O caso apresentado neste relatório mostrou alucinações típicas daquelas relatadas como ocorrendo com lesões do cérebro médio e talâmicas. Especificamente, o paciente tinha formado alucinações com insight preservado que eram piores à noite, consistentes com um componente hipnogico. Entretanto, não houve qualidades bizarras ou liliputianas nas alucinações, que também foram descritas para ocorrer com alucinose peduncular.

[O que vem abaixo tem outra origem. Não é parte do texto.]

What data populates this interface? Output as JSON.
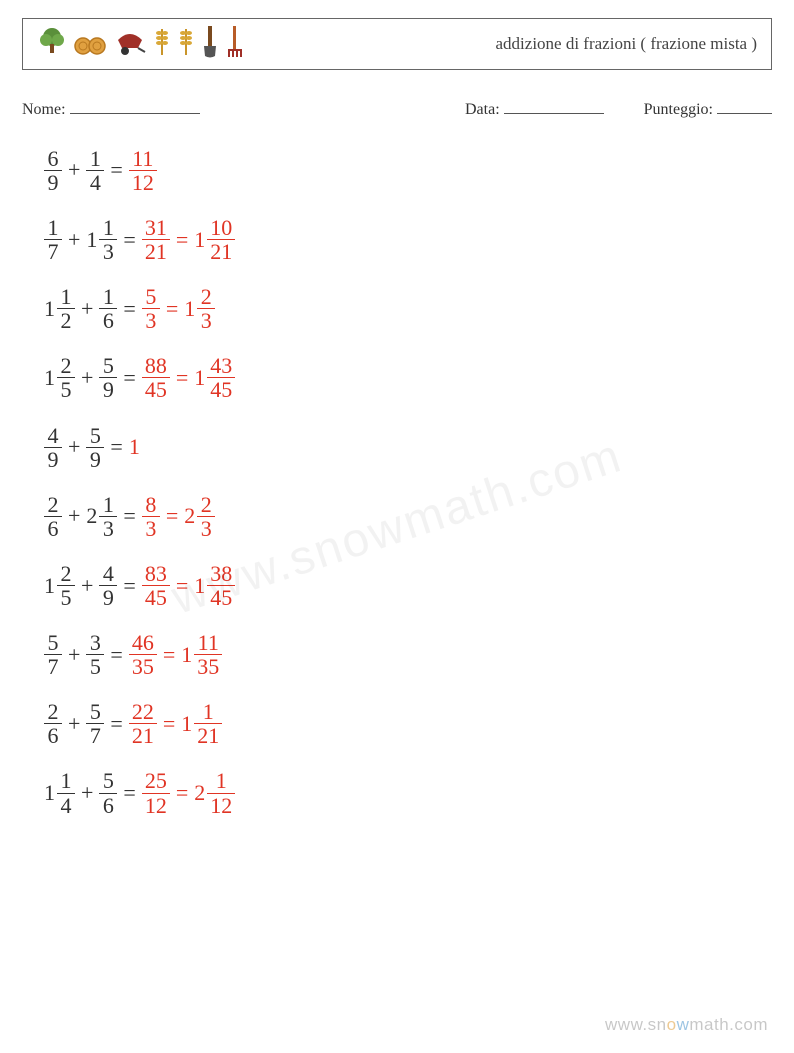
{
  "colors": {
    "text": "#333333",
    "answer": "#e03424",
    "border": "#666666",
    "watermark": "rgba(0,0,0,0.22)"
  },
  "header": {
    "icons": [
      "🌳",
      "🍩",
      "🍲",
      "🌾",
      "🌾",
      "🟫",
      "�ický"
    ],
    "title": "addizione di frazioni ( frazione mista )"
  },
  "info": {
    "name_label": "Nome:",
    "date_label": "Data:",
    "score_label": "Punteggio:"
  },
  "font": {
    "body_size": 22,
    "header_size": 17,
    "info_size": 16
  },
  "symbols": {
    "plus": "+",
    "equals": "="
  },
  "problems": [
    {
      "a": {
        "n": 6,
        "d": 9
      },
      "b": {
        "n": 1,
        "d": 4
      },
      "ans": [
        {
          "n": 11,
          "d": 12
        }
      ]
    },
    {
      "a": {
        "n": 1,
        "d": 7
      },
      "b": {
        "w": 1,
        "n": 1,
        "d": 3
      },
      "ans": [
        {
          "n": 31,
          "d": 21
        },
        {
          "w": 1,
          "n": 10,
          "d": 21
        }
      ]
    },
    {
      "a": {
        "w": 1,
        "n": 1,
        "d": 2
      },
      "b": {
        "n": 1,
        "d": 6
      },
      "ans": [
        {
          "n": 5,
          "d": 3
        },
        {
          "w": 1,
          "n": 2,
          "d": 3
        }
      ]
    },
    {
      "a": {
        "w": 1,
        "n": 2,
        "d": 5
      },
      "b": {
        "n": 5,
        "d": 9
      },
      "ans": [
        {
          "n": 88,
          "d": 45
        },
        {
          "w": 1,
          "n": 43,
          "d": 45
        }
      ]
    },
    {
      "a": {
        "n": 4,
        "d": 9
      },
      "b": {
        "n": 5,
        "d": 9
      },
      "ans": [
        {
          "int": 1
        }
      ]
    },
    {
      "a": {
        "n": 2,
        "d": 6
      },
      "b": {
        "w": 2,
        "n": 1,
        "d": 3
      },
      "ans": [
        {
          "n": 8,
          "d": 3
        },
        {
          "w": 2,
          "n": 2,
          "d": 3
        }
      ]
    },
    {
      "a": {
        "w": 1,
        "n": 2,
        "d": 5
      },
      "b": {
        "n": 4,
        "d": 9
      },
      "ans": [
        {
          "n": 83,
          "d": 45
        },
        {
          "w": 1,
          "n": 38,
          "d": 45
        }
      ]
    },
    {
      "a": {
        "n": 5,
        "d": 7
      },
      "b": {
        "n": 3,
        "d": 5
      },
      "ans": [
        {
          "n": 46,
          "d": 35
        },
        {
          "w": 1,
          "n": 11,
          "d": 35
        }
      ]
    },
    {
      "a": {
        "n": 2,
        "d": 6
      },
      "b": {
        "n": 5,
        "d": 7
      },
      "ans": [
        {
          "n": 22,
          "d": 21
        },
        {
          "w": 1,
          "n": 1,
          "d": 21
        }
      ]
    },
    {
      "a": {
        "w": 1,
        "n": 1,
        "d": 4
      },
      "b": {
        "n": 5,
        "d": 6
      },
      "ans": [
        {
          "n": 25,
          "d": 12
        },
        {
          "w": 2,
          "n": 1,
          "d": 12
        }
      ]
    }
  ],
  "watermark": "www.snowmath.com"
}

Um relato anterior de Benke em 2006 descreveu alucinações auditivas além das alucinações visuais em uma série de cinco casos . Todos os pacientes descritos por Benke relataram alucinações visuais e auditivas, sendo que três dos cinco pacientes também relataram alucinações táteis . As alucinações auditivas descritas por Benke incluem vozes, tanto distintas como indistintas, e sons feitos por animais e em um caso um trem . Isto é semelhante às alucinações auditivas descritas pelo paciente neste relato, que relatou ouvir vozes indistintas de parentes falecidos. Entretanto, o paciente descrito neste relato não teve alucinações auditivas de sons feitos por animais ou objetos inanimados, como trens, ambos relatados em alguns dos pacientes descritos por Benke . Não está claro na literatura se o envolvimento de certas estruturas cerebrais predispõe a alucinações auditivas de vozes, animais ou objetos inanimados; ou talvez se a experiência pessoal e fatores relacionados à experiência de vida desempenham um papel nos tipos de alucinações auditivas vivenciadas.

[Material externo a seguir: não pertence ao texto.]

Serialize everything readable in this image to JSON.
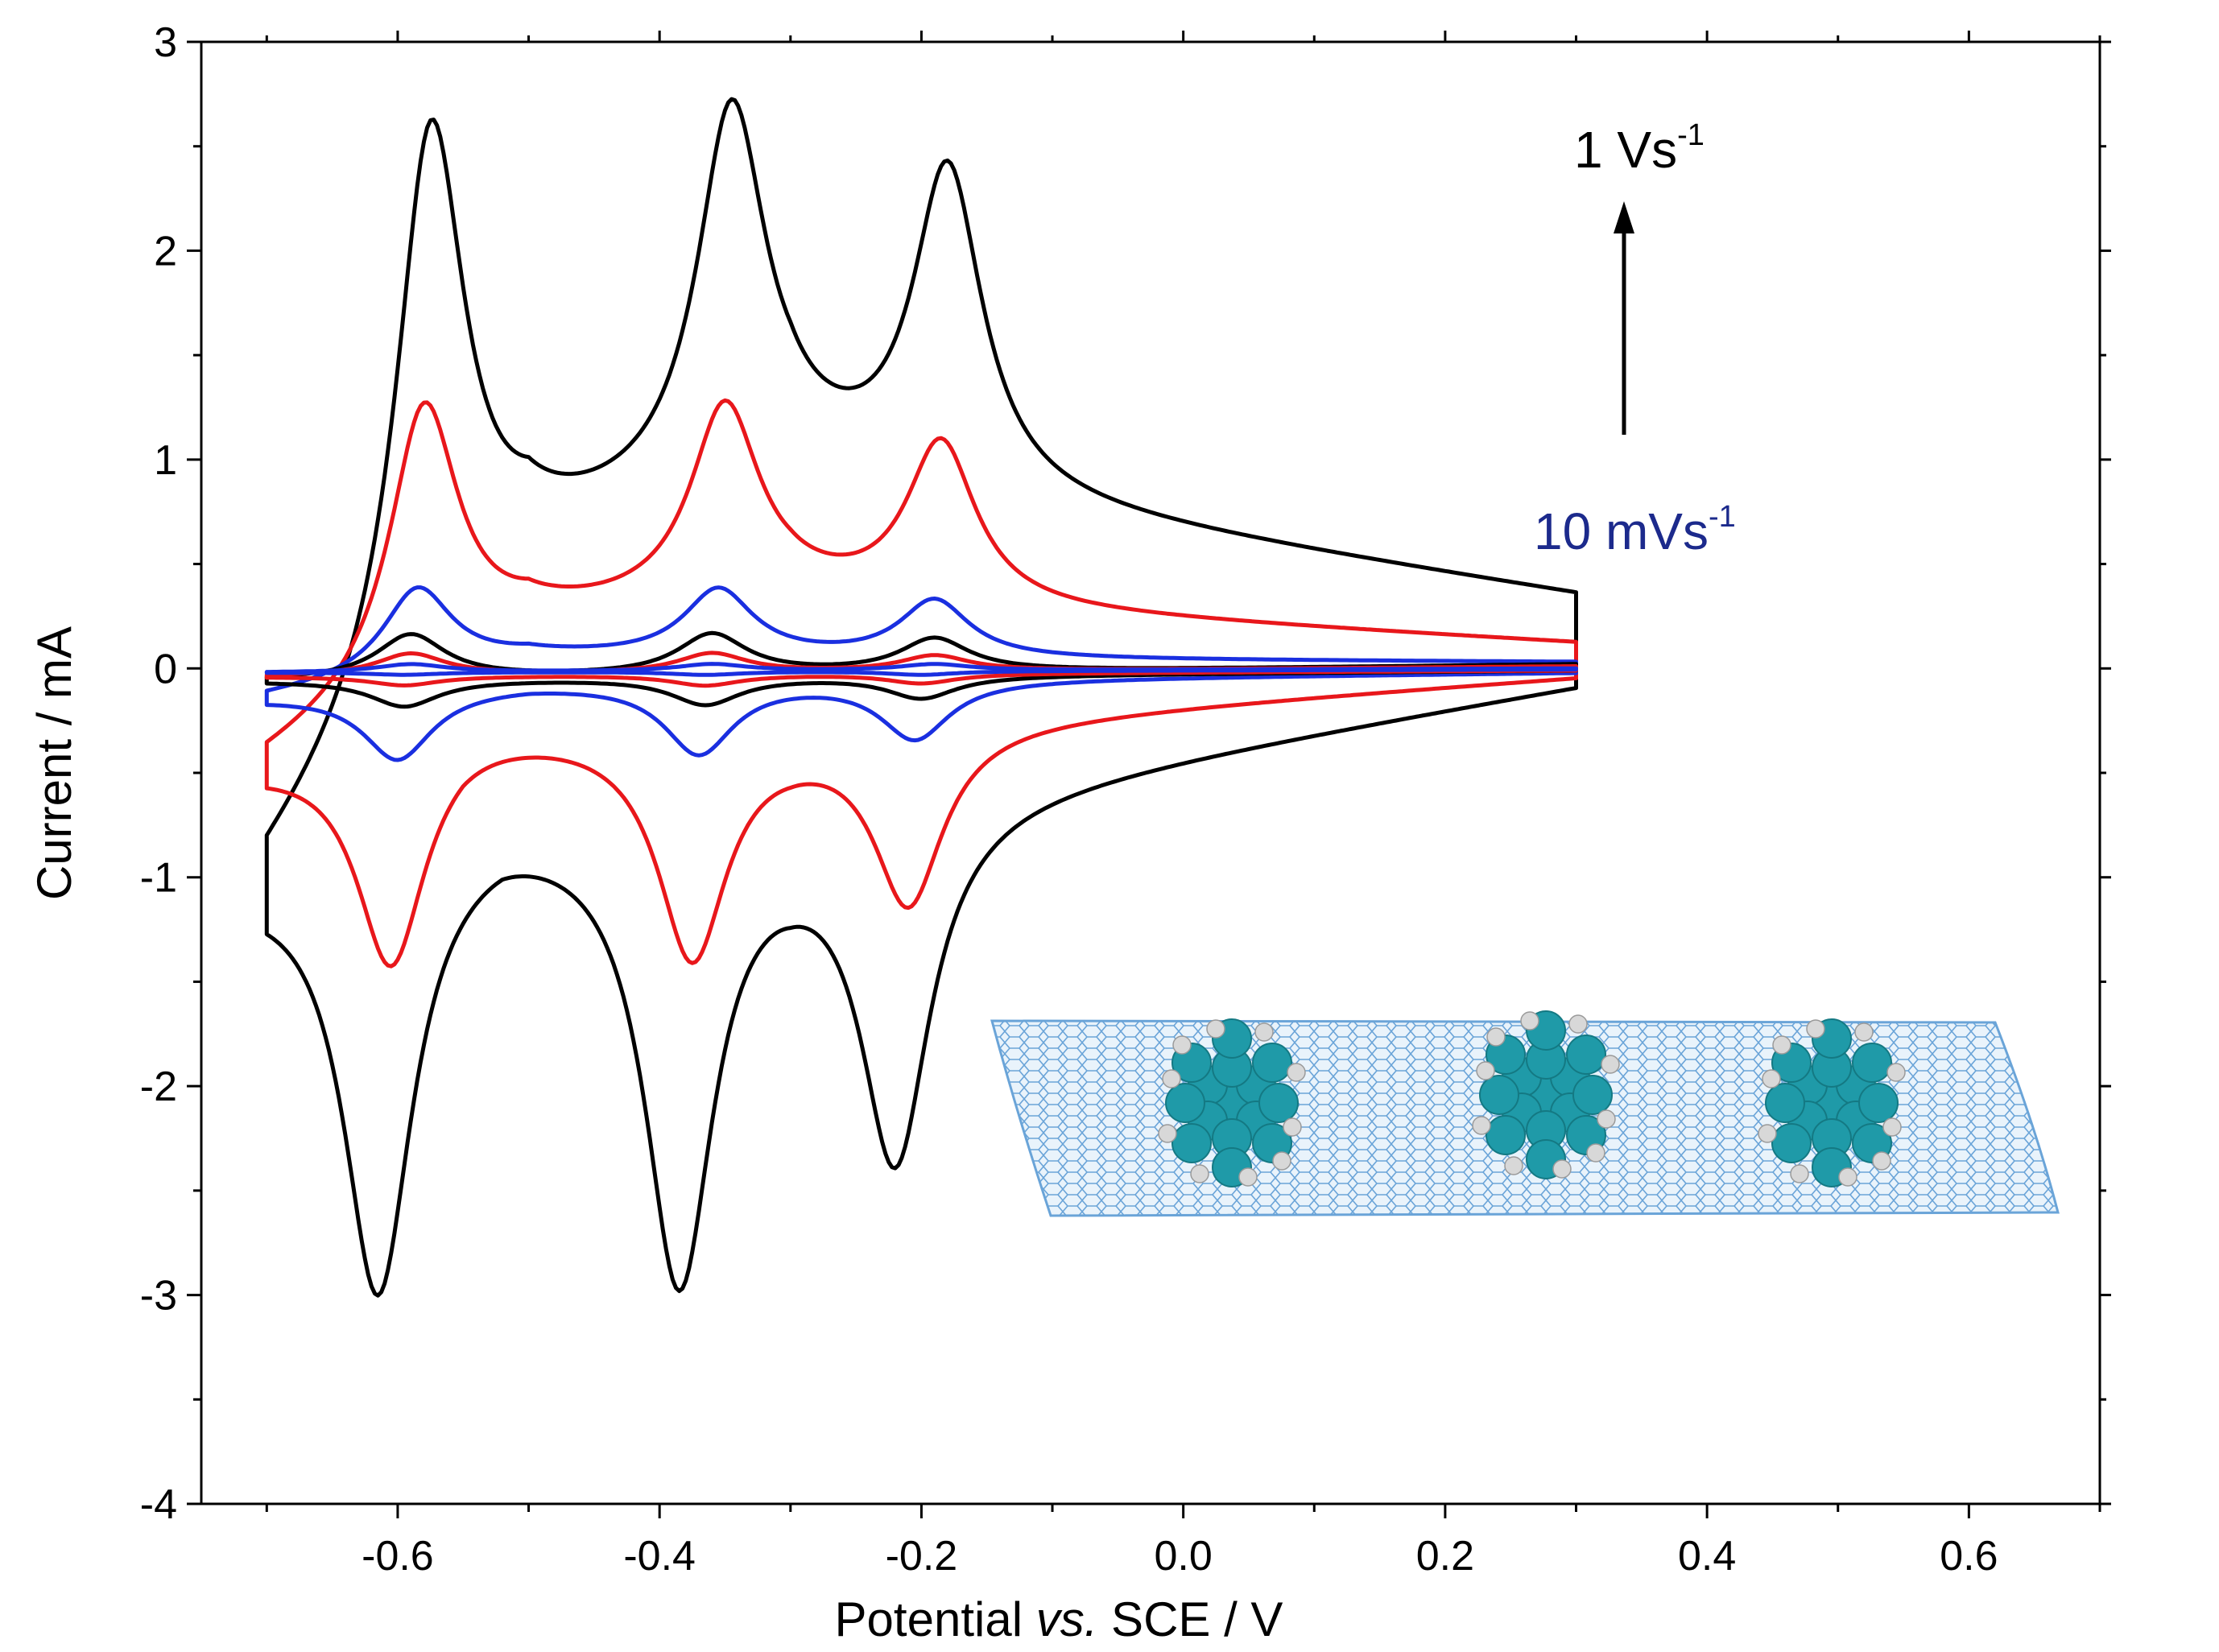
{
  "chart_data": {
    "type": "line",
    "xlabel_parts": [
      "Potential ",
      "vs.",
      " SCE / V"
    ],
    "ylabel": "Current / mA",
    "xlim": [
      -0.75,
      0.7
    ],
    "ylim": [
      -4,
      3
    ],
    "x_ticks": [
      "-0.6",
      "-0.4",
      "-0.2",
      "0.0",
      "0.2",
      "0.4",
      "0.6"
    ],
    "y_ticks": [
      "-4",
      "-3",
      "-2",
      "-1",
      "0",
      "1",
      "2",
      "3"
    ],
    "annotations": {
      "top_rate_base": "1 Vs",
      "top_rate_exp": "-1",
      "bottom_rate_base": "10 mVs",
      "bottom_rate_exp": "-1"
    },
    "grid": false,
    "legend": "none",
    "colors": {
      "black": "#000000",
      "red": "#e8171b",
      "blue": "#1a2fe0",
      "navy_label": "#1c2a8c",
      "nanotube": "#6aa4d8",
      "molecule_c": "#1f9aa8",
      "molecule_h": "#d8d8d8"
    },
    "series": [
      {
        "color": "#000000",
        "anodic_peaks": [
          [
            -0.575,
            2.58
          ],
          [
            -0.345,
            2.62
          ],
          [
            -0.18,
            2.35
          ]
        ],
        "cathodic_peaks": [
          [
            -0.615,
            -2.95
          ],
          [
            -0.385,
            -2.88
          ],
          [
            -0.22,
            -2.3
          ]
        ],
        "anodic_base": [
          [
            -0.7,
            -0.98
          ],
          [
            -0.5,
            0.52
          ],
          [
            -0.3,
            0.92
          ],
          [
            0.3,
            0.35
          ]
        ],
        "cathodic_base": [
          [
            0.3,
            -0.08
          ],
          [
            -0.3,
            -0.72
          ],
          [
            -0.52,
            -0.66
          ],
          [
            -0.7,
            -0.98
          ]
        ]
      },
      {
        "color": "#e8171b",
        "anodic_peaks": [
          [
            -0.58,
            1.25
          ],
          [
            -0.35,
            1.23
          ],
          [
            -0.185,
            1.06
          ]
        ],
        "cathodic_peaks": [
          [
            -0.605,
            -1.4
          ],
          [
            -0.375,
            -1.36
          ],
          [
            -0.21,
            -1.1
          ]
        ],
        "anodic_base": [
          [
            -0.7,
            -0.45
          ],
          [
            -0.5,
            0.2
          ],
          [
            -0.3,
            0.32
          ],
          [
            0.3,
            0.12
          ]
        ],
        "cathodic_base": [
          [
            0.3,
            -0.04
          ],
          [
            -0.3,
            -0.3
          ],
          [
            -0.55,
            -0.25
          ],
          [
            -0.7,
            -0.45
          ]
        ]
      },
      {
        "color": "#1a2fe0",
        "anodic_peaks": [
          [
            -0.585,
            0.38
          ],
          [
            -0.355,
            0.37
          ],
          [
            -0.19,
            0.32
          ]
        ],
        "cathodic_peaks": [
          [
            -0.6,
            -0.43
          ],
          [
            -0.37,
            -0.4
          ],
          [
            -0.205,
            -0.33
          ]
        ],
        "anodic_base": [
          [
            -0.7,
            -0.14
          ],
          [
            -0.5,
            0.05
          ],
          [
            0.3,
            0.03
          ]
        ],
        "cathodic_base": [
          [
            0.3,
            -0.02
          ],
          [
            -0.5,
            -0.07
          ],
          [
            -0.7,
            -0.14
          ]
        ]
      },
      {
        "color": "#000000",
        "anodic_peaks": [
          [
            -0.59,
            0.16
          ],
          [
            -0.36,
            0.16
          ],
          [
            -0.19,
            0.14
          ]
        ],
        "cathodic_peaks": [
          [
            -0.595,
            -0.18
          ],
          [
            -0.365,
            -0.17
          ],
          [
            -0.2,
            -0.14
          ]
        ],
        "anodic_base": [
          [
            -0.7,
            -0.06
          ],
          [
            0.3,
            0.02
          ]
        ],
        "cathodic_base": [
          [
            0.3,
            -0.01
          ],
          [
            -0.7,
            -0.06
          ]
        ]
      },
      {
        "color": "#e8171b",
        "anodic_peaks": [
          [
            -0.59,
            0.07
          ],
          [
            -0.36,
            0.07
          ],
          [
            -0.19,
            0.06
          ]
        ],
        "cathodic_peaks": [
          [
            -0.595,
            -0.08
          ],
          [
            -0.365,
            -0.08
          ],
          [
            -0.2,
            -0.07
          ]
        ],
        "anodic_base": [
          [
            -0.7,
            -0.04
          ],
          [
            0.3,
            0.01
          ]
        ],
        "cathodic_base": [
          [
            0.3,
            -0.01
          ],
          [
            -0.7,
            -0.04
          ]
        ]
      },
      {
        "color": "#1a2fe0",
        "anodic_peaks": [
          [
            -0.59,
            0.02
          ],
          [
            -0.36,
            0.02
          ],
          [
            -0.19,
            0.02
          ]
        ],
        "cathodic_peaks": [
          [
            -0.595,
            -0.03
          ],
          [
            -0.365,
            -0.03
          ],
          [
            -0.2,
            -0.03
          ]
        ],
        "anodic_base": [
          [
            -0.7,
            -0.02
          ],
          [
            0.3,
            0.0
          ]
        ],
        "cathodic_base": [
          [
            0.3,
            -0.005
          ],
          [
            -0.7,
            -0.02
          ]
        ]
      }
    ]
  }
}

A patofisiologia exata da alucinose peduncular permanece pouco clara . A explicação mais comum descreve a alucinose peduncular como resultante de um fenômeno de liberação resultante de rupturas ao longo do caminho do sistema de ativação reticular ascendente até os núcleos talâmicos intralaminares. Outros relataram casos de alucinose peduncular resultante de lesões envolvendo principalmente o tronco cerebral rostral, cérebro médio pretectal, pedúnculos cerebrais, substantia nigra, núcleo vermelho, cinza periaquedular e thalami paramédico. Causas comuns ao lado do AVC incluem tumores (meningiomas, tumores cerebelares primários e metástases), hemorragia subaracnoidea e até mesmo casos de lesão iatrogênica por cirurgia .

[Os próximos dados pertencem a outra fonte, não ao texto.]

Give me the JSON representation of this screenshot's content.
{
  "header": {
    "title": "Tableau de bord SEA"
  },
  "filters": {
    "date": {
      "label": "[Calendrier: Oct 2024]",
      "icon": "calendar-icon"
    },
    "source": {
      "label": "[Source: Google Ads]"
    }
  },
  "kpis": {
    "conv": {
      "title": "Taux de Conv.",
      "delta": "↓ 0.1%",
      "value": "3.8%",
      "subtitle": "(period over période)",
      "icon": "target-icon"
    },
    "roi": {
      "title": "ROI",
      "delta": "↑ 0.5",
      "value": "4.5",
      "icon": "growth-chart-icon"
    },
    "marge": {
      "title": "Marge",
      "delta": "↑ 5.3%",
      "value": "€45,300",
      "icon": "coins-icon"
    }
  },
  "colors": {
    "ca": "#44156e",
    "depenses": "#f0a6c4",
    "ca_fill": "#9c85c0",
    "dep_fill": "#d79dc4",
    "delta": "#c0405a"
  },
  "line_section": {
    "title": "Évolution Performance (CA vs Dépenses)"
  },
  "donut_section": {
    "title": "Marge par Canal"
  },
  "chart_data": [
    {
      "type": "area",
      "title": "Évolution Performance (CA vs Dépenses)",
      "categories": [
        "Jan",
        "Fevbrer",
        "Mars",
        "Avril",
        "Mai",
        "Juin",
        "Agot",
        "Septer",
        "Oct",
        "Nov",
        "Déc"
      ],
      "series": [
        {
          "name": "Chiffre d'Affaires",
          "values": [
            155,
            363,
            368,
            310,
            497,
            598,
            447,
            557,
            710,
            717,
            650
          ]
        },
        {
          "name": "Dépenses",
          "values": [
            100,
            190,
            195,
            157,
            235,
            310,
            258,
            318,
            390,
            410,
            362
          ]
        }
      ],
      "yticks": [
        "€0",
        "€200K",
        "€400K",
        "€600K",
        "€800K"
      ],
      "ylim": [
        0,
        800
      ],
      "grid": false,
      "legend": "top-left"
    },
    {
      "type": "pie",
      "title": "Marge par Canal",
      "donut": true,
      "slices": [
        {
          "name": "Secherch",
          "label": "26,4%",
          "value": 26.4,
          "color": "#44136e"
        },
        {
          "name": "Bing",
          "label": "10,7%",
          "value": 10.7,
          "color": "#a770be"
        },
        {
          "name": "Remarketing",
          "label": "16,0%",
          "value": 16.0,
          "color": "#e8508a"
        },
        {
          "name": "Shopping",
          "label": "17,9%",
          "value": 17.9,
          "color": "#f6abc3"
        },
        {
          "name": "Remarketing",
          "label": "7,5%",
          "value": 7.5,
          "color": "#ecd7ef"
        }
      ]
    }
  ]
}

Apesar estes casos em conjunto apóiam a idéia de que a psicose é uma síndrome clínica que pode surgir da alteração de várias estruturas e mecanismos cerebrais subjacentes distintos e que as diferenças clínicas na qualidade dos sintomas psicóticos podem refletir os sistemas subjacentes particulares envolvidos. Especificamente, delírios de conteúdo específico com ideação paranóica provavelmente sugerem um processo que perturba os sistemas normais de monitoramento e verificação da realidade do lobo frontal, enquanto alucinações formadas com insight preservado e relacionadas a mudanças no ciclo do sono podem sugerir um fenômeno de liberação com diminuição da supressão do funcionamento do córtex visual espontâneo pelo tronco encefálico e estruturas intermediárias do cérebro. Como ambos os tipos de alucinações responderam bem a medicamentos antipsicóticos, existe a possibilidade de uma via ou estrutura comum compartilhada necessária para o desenvolvimento de psicose que responda a medicamentos antidopaminérgicos.

Conflito de Interesses

Os autores declaram que não há conflito de interesses em relação à publicação deste trabalho.